The Court of Appeal found that the offer was not an offer to settle the claim made by the plaintiff, and therefore the Health Service failed to deliver an offer compliant with r 353.

During proceedings, the Health Service submitted that the plaintiff’s offer, couched in the terms of “the sum of $4,900,000 (four million and nine hundred thousand dollars) plus reasonable funds management and administration fees to be agreed or assessed, by way of damages, inclusive of interest, plus standard legal costs, including the costs of the sanction of the settled required by s 59 of the Public Trustee Act 1978, to be agreed or assessed” also had not complied with r 353 (emphasis added).

The Court of Appeal otherwise found that the plaintiff’s offer did not leave the resolution of the funds management administration fees to further determination after resolution of the primary damages. Instead, the plaintiff’s offer provided a mechanism for determination of those fees, as part of a settlement sum by use of the words ‘by way of damages’.

Practical tips

This case highlights the need for careful consideration of all wording of UCPR offers made during litigated proceedings. Here, the Court of Appeal held the use of the words “following resolution of primary damages” within the Health Service’s UCPR offer highlighted that the offer sought to settle only part of the cause of action, rather than the entirety of the claim.
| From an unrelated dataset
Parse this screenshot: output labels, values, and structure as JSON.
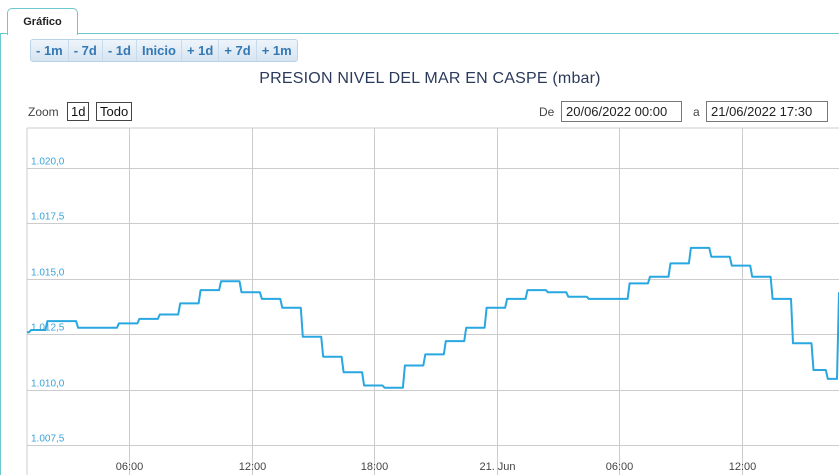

Further, the use of the term ‘to be agreed’ in relation to the management and administration fees in the absence of the term ‘or assessed’ resulted in part of the damages being subject to further agreement by the parties, with no mechanism for settlement in the absence of said further agreement by the parties.

The case indicates that in order to comply with r 353, offers should specify the primary damages sum “plus reasonable funds management and administration fees to be agreed or assessed, by way of damages”, thus making it evident that the offer encompasses all heads of damage without the need for any further agreement between the parties.


The information in this publication is provided for general purposes only. It is not to be relied on as a substitute for legal advice. Crown Law and the Department of Justice and Attorney-General accept no liability for losses caused by reliance on the material in this publication. Formal legal advice should be obtained for particular matters.